— Заворожила, заворожила, негодница! — говорил Сломоухов, входя в комнату. — С утра, чем ни займусь, все думаю, все стремлюсь. Меня, такого бродягу, такого непоседу заворожила. День добрый, Памфил Орестович, и Дейнека здесь. Очень приятно, Юрий Васильевич, очень приятно. Но условие, условие! Железное, сверхкрепчайшее условие!
Сломоухов подал всем сидящим за столом руку и, наклонившись к уху Юрия Васильевича, объявил на всю комнату:
— Влюблен в Гамму Памфиловну, понятно? Чтоб сверчок знал свой шесток, а иначе…
— Что иначе? — хладнокровно спросил Юрий Васильевич.
— Иначе, конец всему! Вас, вас, Памфил Орестович, призываю в свидетели.
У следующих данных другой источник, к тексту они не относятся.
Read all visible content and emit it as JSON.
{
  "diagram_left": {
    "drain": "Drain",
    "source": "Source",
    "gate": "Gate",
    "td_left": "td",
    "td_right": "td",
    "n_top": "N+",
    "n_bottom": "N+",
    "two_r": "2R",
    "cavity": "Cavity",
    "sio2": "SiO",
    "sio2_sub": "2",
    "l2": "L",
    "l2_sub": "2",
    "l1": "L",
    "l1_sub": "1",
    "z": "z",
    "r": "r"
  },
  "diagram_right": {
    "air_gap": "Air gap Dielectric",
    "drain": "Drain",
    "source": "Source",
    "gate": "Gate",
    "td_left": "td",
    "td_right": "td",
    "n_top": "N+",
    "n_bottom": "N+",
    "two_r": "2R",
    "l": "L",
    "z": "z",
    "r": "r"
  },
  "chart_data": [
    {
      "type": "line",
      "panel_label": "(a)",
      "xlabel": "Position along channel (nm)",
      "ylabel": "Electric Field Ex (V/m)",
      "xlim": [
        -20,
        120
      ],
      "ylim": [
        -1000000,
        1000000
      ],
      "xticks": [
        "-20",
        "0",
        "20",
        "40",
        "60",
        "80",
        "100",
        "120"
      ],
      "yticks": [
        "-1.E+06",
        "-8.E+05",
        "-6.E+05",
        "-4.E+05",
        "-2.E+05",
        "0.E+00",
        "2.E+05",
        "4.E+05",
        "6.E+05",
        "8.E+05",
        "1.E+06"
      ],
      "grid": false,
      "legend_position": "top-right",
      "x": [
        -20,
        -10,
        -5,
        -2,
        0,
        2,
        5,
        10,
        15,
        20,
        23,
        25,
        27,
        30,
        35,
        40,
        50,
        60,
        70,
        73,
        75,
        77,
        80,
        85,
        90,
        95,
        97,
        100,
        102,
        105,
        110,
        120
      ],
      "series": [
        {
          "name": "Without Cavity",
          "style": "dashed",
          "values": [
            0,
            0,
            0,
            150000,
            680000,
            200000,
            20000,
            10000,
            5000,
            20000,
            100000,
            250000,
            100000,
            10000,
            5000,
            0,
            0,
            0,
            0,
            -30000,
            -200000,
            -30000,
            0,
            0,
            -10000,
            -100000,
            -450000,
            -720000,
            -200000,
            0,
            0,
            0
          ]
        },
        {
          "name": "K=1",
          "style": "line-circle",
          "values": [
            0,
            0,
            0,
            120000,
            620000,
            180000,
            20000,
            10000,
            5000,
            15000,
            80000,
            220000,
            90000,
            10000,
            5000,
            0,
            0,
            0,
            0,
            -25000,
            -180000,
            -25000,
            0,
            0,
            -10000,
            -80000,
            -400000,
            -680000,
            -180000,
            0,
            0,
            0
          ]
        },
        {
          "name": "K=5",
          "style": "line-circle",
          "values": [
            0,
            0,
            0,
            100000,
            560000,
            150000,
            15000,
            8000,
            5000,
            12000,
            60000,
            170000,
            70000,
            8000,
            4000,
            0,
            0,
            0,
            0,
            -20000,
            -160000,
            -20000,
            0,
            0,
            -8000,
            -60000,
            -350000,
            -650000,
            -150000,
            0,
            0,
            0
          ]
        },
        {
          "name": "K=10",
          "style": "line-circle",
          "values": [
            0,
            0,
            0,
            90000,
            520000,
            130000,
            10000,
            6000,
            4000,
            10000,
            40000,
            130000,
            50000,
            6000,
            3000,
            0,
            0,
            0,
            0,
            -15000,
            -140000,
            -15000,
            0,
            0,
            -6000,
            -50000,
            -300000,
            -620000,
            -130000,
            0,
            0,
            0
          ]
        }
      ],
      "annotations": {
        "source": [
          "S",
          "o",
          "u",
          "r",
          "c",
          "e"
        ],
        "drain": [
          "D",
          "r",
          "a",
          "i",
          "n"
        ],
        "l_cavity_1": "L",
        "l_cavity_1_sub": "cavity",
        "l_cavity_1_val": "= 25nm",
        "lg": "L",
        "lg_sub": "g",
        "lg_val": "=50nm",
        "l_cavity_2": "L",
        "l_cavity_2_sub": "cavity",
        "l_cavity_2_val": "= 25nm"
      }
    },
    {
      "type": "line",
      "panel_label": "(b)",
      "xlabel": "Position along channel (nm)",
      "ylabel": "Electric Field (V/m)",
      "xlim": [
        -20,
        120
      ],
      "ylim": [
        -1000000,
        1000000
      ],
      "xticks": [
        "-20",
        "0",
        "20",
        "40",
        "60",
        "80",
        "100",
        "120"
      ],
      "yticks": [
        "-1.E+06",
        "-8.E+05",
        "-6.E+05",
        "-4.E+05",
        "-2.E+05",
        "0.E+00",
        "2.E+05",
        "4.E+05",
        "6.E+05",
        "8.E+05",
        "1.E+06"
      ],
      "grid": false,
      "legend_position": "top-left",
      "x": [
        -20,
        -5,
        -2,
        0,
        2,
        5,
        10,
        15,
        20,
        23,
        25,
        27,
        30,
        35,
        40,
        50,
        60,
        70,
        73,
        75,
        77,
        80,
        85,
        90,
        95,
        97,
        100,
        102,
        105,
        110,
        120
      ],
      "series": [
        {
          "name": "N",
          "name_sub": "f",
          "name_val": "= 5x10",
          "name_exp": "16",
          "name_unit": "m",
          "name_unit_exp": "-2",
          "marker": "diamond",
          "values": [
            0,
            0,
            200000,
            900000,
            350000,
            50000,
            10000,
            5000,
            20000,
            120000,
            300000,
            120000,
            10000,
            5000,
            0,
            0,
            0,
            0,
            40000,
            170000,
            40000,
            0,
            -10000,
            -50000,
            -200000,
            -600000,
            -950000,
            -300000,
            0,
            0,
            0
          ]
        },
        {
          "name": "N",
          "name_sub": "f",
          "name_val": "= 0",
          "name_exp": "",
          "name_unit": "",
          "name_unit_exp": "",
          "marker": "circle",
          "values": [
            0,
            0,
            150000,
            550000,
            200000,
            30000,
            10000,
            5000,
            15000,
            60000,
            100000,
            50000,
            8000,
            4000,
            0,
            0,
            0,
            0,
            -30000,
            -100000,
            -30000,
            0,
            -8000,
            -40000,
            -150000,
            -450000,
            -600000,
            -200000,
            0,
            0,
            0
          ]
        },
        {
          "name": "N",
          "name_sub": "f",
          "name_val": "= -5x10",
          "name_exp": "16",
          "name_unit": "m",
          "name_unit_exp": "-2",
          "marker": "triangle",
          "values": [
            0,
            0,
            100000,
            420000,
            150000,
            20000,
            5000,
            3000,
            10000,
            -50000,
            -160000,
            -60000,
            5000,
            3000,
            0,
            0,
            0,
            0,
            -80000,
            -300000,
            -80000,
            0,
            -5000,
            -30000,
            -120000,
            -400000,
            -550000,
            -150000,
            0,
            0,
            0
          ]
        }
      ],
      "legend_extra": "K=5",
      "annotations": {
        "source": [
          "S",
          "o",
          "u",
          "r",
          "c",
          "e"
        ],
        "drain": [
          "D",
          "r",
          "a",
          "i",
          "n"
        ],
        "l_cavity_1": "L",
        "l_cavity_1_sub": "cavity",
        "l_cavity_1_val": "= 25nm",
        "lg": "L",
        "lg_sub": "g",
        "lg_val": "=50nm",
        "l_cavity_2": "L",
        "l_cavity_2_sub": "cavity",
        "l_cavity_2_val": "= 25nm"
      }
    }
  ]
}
Он еще спрашивает, что иначе? О, иначе, хаос, иначе замыслы мои коварные неистово помчатся и будут все нестись неудержимо, пока не поглотятся диким воплем! Моего соперника воплем, разумеется.
— По-моему, — неожиданно сказал Пасхин, отрываясь от какихто своих мыслей, — по-моему, тут прежде всего раздастся вопль несчастного отца этих трех безобразниц, этих негодниц. Я принимаю к сведению ваши сердечные излияния, Александр Денисович, но должен вас предупредить — ваша избранница проявляет удивительную черствость, поразительное пренебрежение к задачам науки. Думаю, что вам это небезразлично.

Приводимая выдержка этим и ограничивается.